Rep. Charles Canady (R-FL) introduced the latest version of legislation to unduly preempt local authority in land use decisions related to religious organizations in the House of Representatives. Similar legislation was previously declared unconstitutional. However, Canady’s bill, HR. 1691, was passed by the House on June 18, 1999, by a vote of 306 to 118. Judiciary Committee Chairman Orrin Hatch (R-UT) is the leading Senate sponsor for HR. 1691. The Senate will likely consider the measure during the second session of the 106th Congress. APA has joined a coalition of more than 25 non-profit organizations to oppose HR.1691.

APA ISSUES

APA strongly opposes HR. 2372 and S. 1028 and continues to work with other interest groups to oppose this legislation.
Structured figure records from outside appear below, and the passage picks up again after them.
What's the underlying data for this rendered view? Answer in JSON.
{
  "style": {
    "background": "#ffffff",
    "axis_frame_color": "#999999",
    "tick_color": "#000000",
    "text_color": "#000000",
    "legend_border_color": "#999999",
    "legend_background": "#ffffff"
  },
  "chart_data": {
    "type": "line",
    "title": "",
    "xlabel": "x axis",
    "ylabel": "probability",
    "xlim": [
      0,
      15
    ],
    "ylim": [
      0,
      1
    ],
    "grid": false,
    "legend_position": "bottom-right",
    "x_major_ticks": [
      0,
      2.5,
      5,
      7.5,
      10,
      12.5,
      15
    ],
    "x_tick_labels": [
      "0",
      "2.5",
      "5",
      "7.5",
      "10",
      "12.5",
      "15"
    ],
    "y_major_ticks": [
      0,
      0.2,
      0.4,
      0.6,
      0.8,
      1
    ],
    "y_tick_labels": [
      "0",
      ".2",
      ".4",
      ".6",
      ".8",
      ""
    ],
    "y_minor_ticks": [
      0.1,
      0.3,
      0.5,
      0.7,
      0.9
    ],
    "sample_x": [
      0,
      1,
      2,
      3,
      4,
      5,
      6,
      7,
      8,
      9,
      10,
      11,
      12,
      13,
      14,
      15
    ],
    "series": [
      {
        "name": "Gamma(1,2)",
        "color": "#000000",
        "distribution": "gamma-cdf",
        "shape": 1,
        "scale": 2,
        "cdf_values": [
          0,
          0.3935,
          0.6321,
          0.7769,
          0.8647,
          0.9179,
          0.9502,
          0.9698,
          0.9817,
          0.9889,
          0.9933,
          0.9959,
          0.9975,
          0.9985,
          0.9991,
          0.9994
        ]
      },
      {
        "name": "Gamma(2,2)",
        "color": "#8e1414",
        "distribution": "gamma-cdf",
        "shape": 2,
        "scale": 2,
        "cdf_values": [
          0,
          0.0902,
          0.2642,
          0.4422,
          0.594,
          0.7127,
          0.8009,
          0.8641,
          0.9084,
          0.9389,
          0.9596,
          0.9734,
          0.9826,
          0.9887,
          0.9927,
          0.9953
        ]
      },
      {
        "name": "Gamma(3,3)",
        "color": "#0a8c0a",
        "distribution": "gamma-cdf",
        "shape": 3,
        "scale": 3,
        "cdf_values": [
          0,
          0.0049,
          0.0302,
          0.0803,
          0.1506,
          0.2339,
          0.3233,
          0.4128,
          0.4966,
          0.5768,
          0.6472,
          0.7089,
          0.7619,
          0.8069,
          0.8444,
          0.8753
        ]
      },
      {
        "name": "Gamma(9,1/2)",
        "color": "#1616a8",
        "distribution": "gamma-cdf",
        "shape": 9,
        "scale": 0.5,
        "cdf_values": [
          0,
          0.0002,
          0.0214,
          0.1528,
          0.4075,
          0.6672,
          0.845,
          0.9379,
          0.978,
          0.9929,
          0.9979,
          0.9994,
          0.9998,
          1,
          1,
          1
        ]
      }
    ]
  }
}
Groups that oppose the plan include the National Governors Association, the National Association of Counties, the National League of Cities, the U.S. Conference of Mayors, the National Conference of State Legislatures, the attorney generals of 37 states and environmental groups. APA will continue to work with these groups to point out the many flaws in the legislation and to prevent its passage in the next session of Congress. APA also opposes HR. 1691 because it is an unnecessary and inappropriate federal restriction of state and local authority as it provides preferential treatment to religious institutions in the application of land-use, zoning, public safety and civil rights codes. The following are available at your request: (1) a copy of APA’s Position Statement on HR. 1691 (2) a listing of how Representatives voted on RLPA and previous takings bills in the 105th Congress (3) Sample letters to Senators urging them to oppose S.1028 and HR. 1691 and (4) APA’s Takings Policy Guide.

The fundamental flaws in the bills include:

  • The bills intervene in matters long handled, and best addressed, by local governments and the legislatures that define their powers.
  • The bills give developers and other claimants a huge new club to wield in their dealings with local officials, the threat of a premature and expensive federal lawsuit. Faced with the prospect of high court costs, local officials will be pressured to approve projects despite the risks posed to neighbors and the community.
  • The bills allow claimants to sue in federal court upon the rejection of a single land use proposal, no matter how extreme or harmful to the community, even when local officials would approve a less extensive proposal consistent with the public good.
  • The bills allow claimants to sidestep local procedures and go directly to federal court simply by claiming that an appeal or variance would be "reasonably unlikely" to succeed. To decide whether the claimant is unlikely to succeed, the federal court would need to decide the land use dispute itself and thus would be drawn into the dispute far earlier in the process at the expense of local decision making.